As a preliminary matter, the record bears out that Officer Diaz was screened and investigated in accordance with the Police Department's administrative directive on applicant criteria. See DE 73-41. Indeed, Plaintiff cites to the report of Officer Ruben Yero, who was delegated the task of conducting a background check on Officer Diaz when he applied to be a reserve officer with the City, which states, "I personally met with representatives of [Officer] Diaz's prior empoyer, the City of Hialieah . . . [and] none of the information that I received or reviewed during my investigation indicated that Jorge Diaz was unqualified to serve as a City police officer or was otherwise unfit to perform as a City reserve police officer." DE 75 at 9. The pre-employment screening and investigation concluded that there was nothing in Officer Diaz's employment history which would have counseled against his hire. Moreover, when Officer Diaz applied to be a full-time police officer in 2006, the City assigned another officer to investigate Officer Diaz and prepare a memorandum on his fitness for hire. This further investigation came to the same conclusion.

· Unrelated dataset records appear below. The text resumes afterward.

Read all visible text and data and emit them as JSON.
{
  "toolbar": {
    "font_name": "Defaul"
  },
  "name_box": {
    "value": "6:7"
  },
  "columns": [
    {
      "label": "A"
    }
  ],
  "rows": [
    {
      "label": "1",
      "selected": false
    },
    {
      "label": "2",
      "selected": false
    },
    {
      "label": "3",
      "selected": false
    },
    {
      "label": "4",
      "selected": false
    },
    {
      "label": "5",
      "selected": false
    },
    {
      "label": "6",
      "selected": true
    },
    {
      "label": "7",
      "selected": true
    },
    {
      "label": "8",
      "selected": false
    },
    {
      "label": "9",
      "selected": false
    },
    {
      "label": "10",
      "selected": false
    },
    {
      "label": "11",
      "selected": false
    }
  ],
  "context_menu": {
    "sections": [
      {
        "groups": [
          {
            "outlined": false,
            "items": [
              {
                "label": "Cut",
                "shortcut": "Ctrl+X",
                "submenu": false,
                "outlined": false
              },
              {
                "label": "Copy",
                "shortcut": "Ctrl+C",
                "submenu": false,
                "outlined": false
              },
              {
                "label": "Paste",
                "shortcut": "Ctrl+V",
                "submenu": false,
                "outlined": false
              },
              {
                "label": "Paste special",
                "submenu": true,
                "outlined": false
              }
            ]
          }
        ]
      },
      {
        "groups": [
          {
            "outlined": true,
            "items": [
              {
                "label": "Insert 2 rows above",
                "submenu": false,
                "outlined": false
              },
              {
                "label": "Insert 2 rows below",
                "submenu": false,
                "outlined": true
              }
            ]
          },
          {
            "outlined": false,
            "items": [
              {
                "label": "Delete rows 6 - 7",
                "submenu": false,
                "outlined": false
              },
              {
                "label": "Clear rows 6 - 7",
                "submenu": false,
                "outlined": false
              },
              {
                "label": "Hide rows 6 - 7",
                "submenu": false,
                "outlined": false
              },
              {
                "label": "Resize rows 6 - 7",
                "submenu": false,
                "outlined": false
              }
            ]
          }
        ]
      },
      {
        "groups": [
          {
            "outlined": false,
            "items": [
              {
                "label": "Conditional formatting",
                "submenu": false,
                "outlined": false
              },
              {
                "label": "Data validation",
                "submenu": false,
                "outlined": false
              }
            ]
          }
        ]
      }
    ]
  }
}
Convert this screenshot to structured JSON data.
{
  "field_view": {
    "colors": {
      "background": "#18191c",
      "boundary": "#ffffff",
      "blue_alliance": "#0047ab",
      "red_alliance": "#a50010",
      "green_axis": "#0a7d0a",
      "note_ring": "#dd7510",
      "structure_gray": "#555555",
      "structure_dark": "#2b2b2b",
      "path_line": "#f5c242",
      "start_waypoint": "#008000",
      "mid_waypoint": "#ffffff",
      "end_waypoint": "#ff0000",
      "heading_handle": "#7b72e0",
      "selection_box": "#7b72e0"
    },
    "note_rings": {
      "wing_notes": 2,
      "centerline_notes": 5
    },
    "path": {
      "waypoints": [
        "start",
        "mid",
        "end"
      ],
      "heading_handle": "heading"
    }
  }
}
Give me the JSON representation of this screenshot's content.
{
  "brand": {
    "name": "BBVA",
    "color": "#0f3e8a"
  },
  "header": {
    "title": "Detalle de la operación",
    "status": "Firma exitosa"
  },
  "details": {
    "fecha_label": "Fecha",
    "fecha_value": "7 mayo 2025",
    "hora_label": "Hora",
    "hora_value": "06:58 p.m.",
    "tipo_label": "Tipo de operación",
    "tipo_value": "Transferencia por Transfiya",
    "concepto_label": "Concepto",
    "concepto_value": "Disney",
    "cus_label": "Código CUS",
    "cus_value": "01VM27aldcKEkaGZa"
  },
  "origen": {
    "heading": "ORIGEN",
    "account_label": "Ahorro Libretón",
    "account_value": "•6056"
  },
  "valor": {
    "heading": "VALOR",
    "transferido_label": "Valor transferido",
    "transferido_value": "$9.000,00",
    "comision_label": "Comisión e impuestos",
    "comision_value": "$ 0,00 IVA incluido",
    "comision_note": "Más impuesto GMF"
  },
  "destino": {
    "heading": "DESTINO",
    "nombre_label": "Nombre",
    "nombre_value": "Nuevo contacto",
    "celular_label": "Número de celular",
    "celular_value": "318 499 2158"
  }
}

Plaintiff's argument regarding the City's pre-employment screening blatantly ignores the pre-employment reports. The record bears out that the City performed a background check on Officer Diaz, evaluated the incidents Plaintiff complains it did not, and determined Officer Diaz was fit for employment. Moreover, there is nothing in the record which could have put the City on notice of any particularized problem with Officer Diaz's application of force or tendency to make arrests without probable cause that would have warranted additional training, supervision, or caused the City to reconsider retaining him as an employee prior to May 23, 2009. Finally, even if the record did support Plaintiff's allegations of negligent hiring, supervision, and retention, the City would be entitled to immunity from tort liability, as these are classic examples of "discretionary" types of governmental functions by municipalities into which courts are precluded from intervening under the separation of powers doctrine. Dep't of Health and Rehabilitative Servs. v. Yamuni, 529 So.2d 258, 260 (Fla. 1988). Accordingly the City is entitled to summary judgment in its favor on Plaintiff's state law negligence claims.